In other words, promise a cure for the particular disease in which they have a personal stake.

Second, take an incremental approach, beginning with an area of research that the "public would be persuaded were valuable," one not overtly repellant like cloning or human/animal hybrids. Dr. Trojanowski offered the development of embryonic cell lines as such a "flagship issue." And so it came to pass that in December 1998 and January 1999, Senator Arlen Specter, chair of the Senate Appropriations Subcommittee on Labor and Health and Human Services, obliged with three hearings to showcase advocates ranging from suffering patients and disease group lobbyists to malleable bioethicists and biotech company executives.

At two of these hearings the task fell to Richard Doerflinger of the Secretariat for Pro-Life Activities to call a spade a spade in this case, to remind the scientific community that while an embryonic human stem cell is not a human organism, it can be acquired only at the expense of a human life.
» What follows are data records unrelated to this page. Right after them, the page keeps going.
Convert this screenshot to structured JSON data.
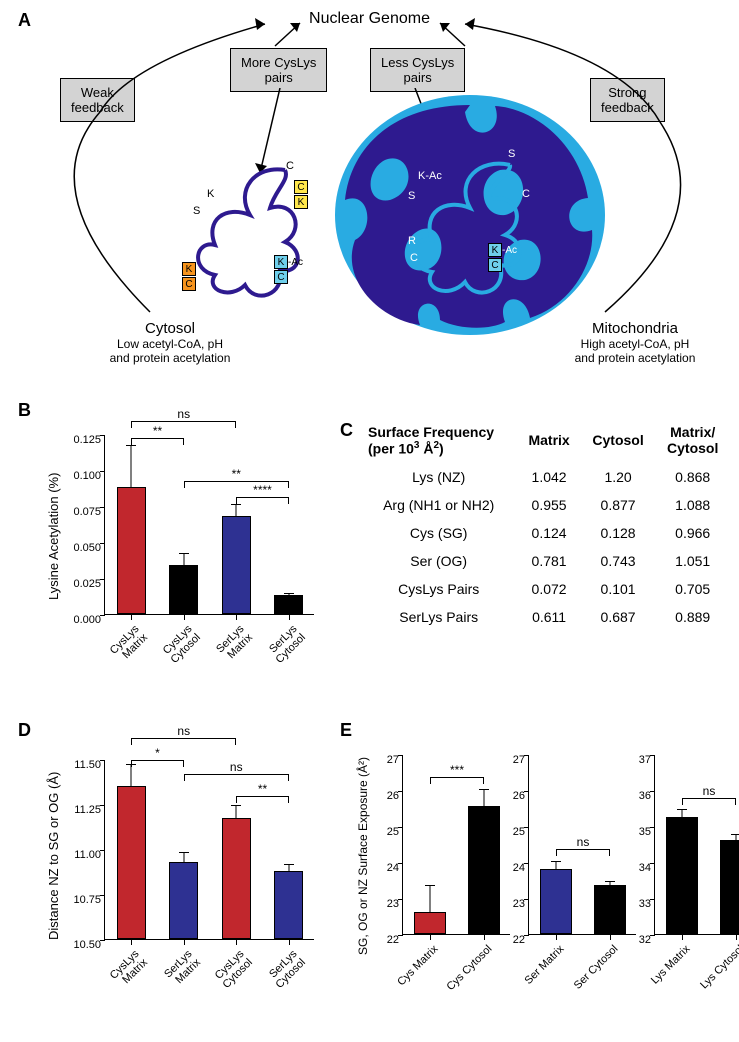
{
  "panelA": {
    "label": "A",
    "title": "Nuclear Genome",
    "boxes": {
      "weak_feedback": "Weak\nfeedback",
      "more_pairs": "More CysLys\npairs",
      "less_pairs": "Less CysLys\npairs",
      "strong_feedback": "Strong\nfeedback"
    },
    "cytosol": {
      "title": "Cytosol",
      "subtitle": "Low acetyl-CoA, pH\nand protein acetylation"
    },
    "mitochondria": {
      "title": "Mitochondria",
      "subtitle": "High acetyl-CoA, pH\nand protein acetylation"
    },
    "colors": {
      "mito_outer": "#29abe2",
      "mito_inner": "#2e1a8f",
      "protein_line": "#2e1a8f",
      "box_bg": "#d3d3d3",
      "yellow_box": "#ffe74c",
      "orange_box": "#f7941d",
      "blue_box": "#6fcfeb"
    },
    "cytosol_residues": [
      "C",
      "K",
      "S",
      "K",
      "C",
      "K",
      "C",
      "C",
      "K-Ac"
    ],
    "mito_residues": [
      "S",
      "K-Ac",
      "S",
      "C",
      "R",
      "C",
      "K-Ac",
      "C"
    ]
  },
  "panelB": {
    "label": "B",
    "y_label": "Lysine Acetylation (%)",
    "ylim": [
      0,
      0.125
    ],
    "yticks": [
      0.0,
      0.025,
      0.05,
      0.075,
      0.1,
      0.125
    ],
    "categories": [
      "CysLys\nMatrix",
      "CysLys\nCytosol",
      "SerLys\nMatrix",
      "SerLys\nCytosol"
    ],
    "values": [
      0.088,
      0.034,
      0.068,
      0.013
    ],
    "errors": [
      0.03,
      0.009,
      0.009,
      0.002
    ],
    "colors": [
      "#c1272d",
      "#000000",
      "#2e3192",
      "#000000"
    ],
    "sig": [
      {
        "from": 0,
        "to": 1,
        "label": "**",
        "y": 0.123
      },
      {
        "from": 2,
        "to": 3,
        "label": "****",
        "y": 0.082
      },
      {
        "from": 0,
        "to": 2,
        "label": "ns",
        "y": 0.135
      },
      {
        "from": 1,
        "to": 3,
        "label": "**",
        "y": 0.093
      }
    ]
  },
  "panelC": {
    "label": "C",
    "header": [
      "Surface Frequency\n(per 10³ Å²)",
      "Matrix",
      "Cytosol",
      "Matrix/\nCytosol"
    ],
    "rows": [
      [
        "Lys (NZ)",
        "1.042",
        "1.20",
        "0.868"
      ],
      [
        "Arg (NH1 or NH2)",
        "0.955",
        "0.877",
        "1.088"
      ],
      [
        "Cys (SG)",
        "0.124",
        "0.128",
        "0.966"
      ],
      [
        "Ser (OG)",
        "0.781",
        "0.743",
        "1.051"
      ],
      [
        "CysLys Pairs",
        "0.072",
        "0.101",
        "0.705"
      ],
      [
        "SerLys Pairs",
        "0.611",
        "0.687",
        "0.889"
      ]
    ]
  },
  "panelD": {
    "label": "D",
    "y_label": "Distance NZ to SG or OG (Å)",
    "ylim": [
      10.5,
      11.5
    ],
    "yticks": [
      10.5,
      10.75,
      11.0,
      11.25,
      11.5
    ],
    "categories": [
      "CysLys\nMatrix",
      "SerLys\nMatrix",
      "CysLys\nCytosol",
      "SerLys\nCytosol"
    ],
    "values": [
      11.35,
      10.93,
      11.17,
      10.88
    ],
    "errors": [
      0.13,
      0.06,
      0.08,
      0.04
    ],
    "colors": [
      "#c1272d",
      "#2e3192",
      "#c1272d",
      "#2e3192"
    ],
    "sig": [
      {
        "from": 0,
        "to": 1,
        "label": "*",
        "y": 11.5
      },
      {
        "from": 2,
        "to": 3,
        "label": "**",
        "y": 11.3
      },
      {
        "from": 0,
        "to": 2,
        "label": "ns",
        "y": 11.62
      },
      {
        "from": 1,
        "to": 3,
        "label": "ns",
        "y": 11.42
      }
    ]
  },
  "panelE": {
    "label": "E",
    "y_label": "SG, OG or NZ Surface Exposure (Å²)",
    "subcharts": [
      {
        "ylim": [
          22,
          27
        ],
        "yticks": [
          22,
          23,
          24,
          25,
          26,
          27
        ],
        "categories": [
          "Cys Matrix",
          "Cys Cytosol"
        ],
        "values": [
          22.6,
          25.55
        ],
        "errors": [
          0.8,
          0.5
        ],
        "colors": [
          "#c1272d",
          "#000000"
        ],
        "sig": {
          "label": "***",
          "y": 26.4
        }
      },
      {
        "ylim": [
          22,
          27
        ],
        "yticks": [
          22,
          23,
          24,
          25,
          26,
          27
        ],
        "categories": [
          "Ser Matrix",
          "Ser Cytosol"
        ],
        "values": [
          23.8,
          23.35
        ],
        "errors": [
          0.25,
          0.15
        ],
        "colors": [
          "#2e3192",
          "#000000"
        ],
        "sig": {
          "label": "ns",
          "y": 24.4
        }
      },
      {
        "ylim": [
          32,
          37
        ],
        "yticks": [
          32,
          33,
          34,
          35,
          36,
          37
        ],
        "categories": [
          "Lys Matrix",
          "Lys Cytosol"
        ],
        "values": [
          35.25,
          34.6
        ],
        "errors": [
          0.25,
          0.2
        ],
        "colors": [
          "#000000",
          "#000000"
        ],
        "sig": {
          "label": "ns",
          "y": 35.8
        }
      }
    ]
  }
}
Richard defended the clear intent of federal laws in response to a legal memo by HHS general counsel Harriet Rabb, which offered tortured interpretations of statutes and novel definitions of "human being" to argue that the ban on funding embryo research allows funding of research which requires destroying embryos to obtain stem cells. HHS argues, for example, that it's perfectly valid to use private funds to destroy embryos for their stem cells, then use federal funds to obtain the ill-gotten cells for further research. Under this cockeyed reasoning, funding is banned only if it pays directly for the killing ignoring the statute's clear ban on funding any part of a research project in which embryos are destroyed. It's ludicrous to think Congress would forbid a lethal act done by Dr. Y, but allow Dr. Y to hire an assassin X to kill the same victim.
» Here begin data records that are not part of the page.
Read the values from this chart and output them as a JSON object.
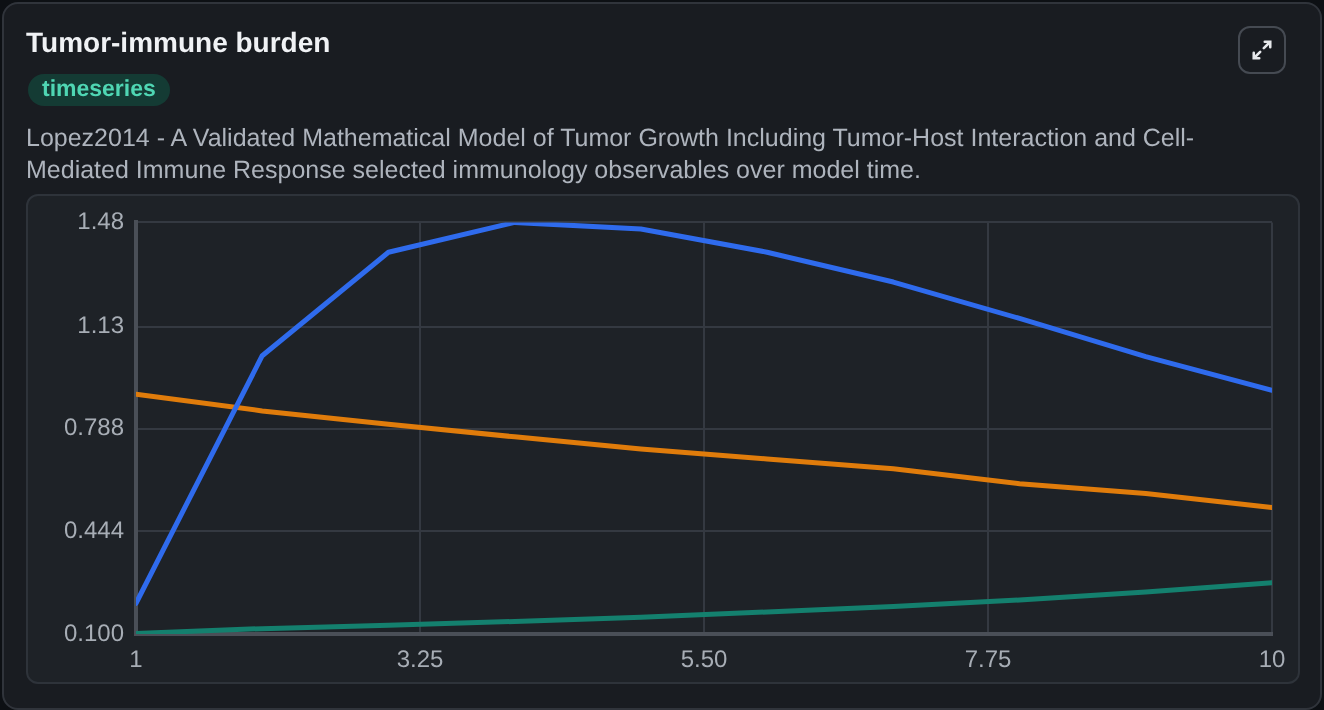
{
  "chart_data": {
    "type": "line",
    "title": "Tumor-immune burden",
    "subtitle": "Lopez2014 - A Validated Mathematical Model of Tumor Growth Including Tumor-Host Interaction and Cell-Mediated Immune Response selected immunology observables over model time.",
    "annotations": [
      "timeseries"
    ],
    "x": [
      1,
      2,
      3,
      4,
      5,
      6,
      7,
      8,
      9,
      10
    ],
    "series": [
      {
        "color": "#2f6bed",
        "values": [
          0.203,
          1.033,
          1.38,
          1.48,
          1.458,
          1.38,
          1.28,
          1.158,
          1.03,
          0.917
        ]
      },
      {
        "color": "#e07c0b",
        "values": [
          0.904,
          0.848,
          0.803,
          0.761,
          0.72,
          0.687,
          0.654,
          0.604,
          0.571,
          0.524
        ]
      },
      {
        "color": "#14806e",
        "values": [
          0.102,
          0.118,
          0.129,
          0.142,
          0.156,
          0.174,
          0.192,
          0.214,
          0.241,
          0.272
        ]
      }
    ],
    "xlim": [
      1,
      10
    ],
    "xticks": [
      1,
      3.25,
      {
        "value": 5.5,
        "label": "5.50"
      },
      7.75,
      10
    ],
    "ylim": [
      0.1,
      1.48
    ],
    "yticks": [
      {
        "value": 0.1,
        "label": "0.100"
      },
      0.444,
      0.788,
      1.13,
      1.48
    ],
    "grid": true,
    "legend": false,
    "marker": "none",
    "line_style": "solid"
  }
}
Another argument in the HHS memo is that a human embryo is not an "organism" unless it is proved that the embryo would have become a "human being" if implanted in a woman's womb. Dr. Harold Varmus, NIH director, went so far as to argue that a "human being" is "an entire mature organism," a definition that would exclude the majority of teenagers. Some researchers have already offered to engineer lethal defects in advance into the embryos they create for research so they would fall outside this new definition of "organism" and be subject to every form of lethal experiment.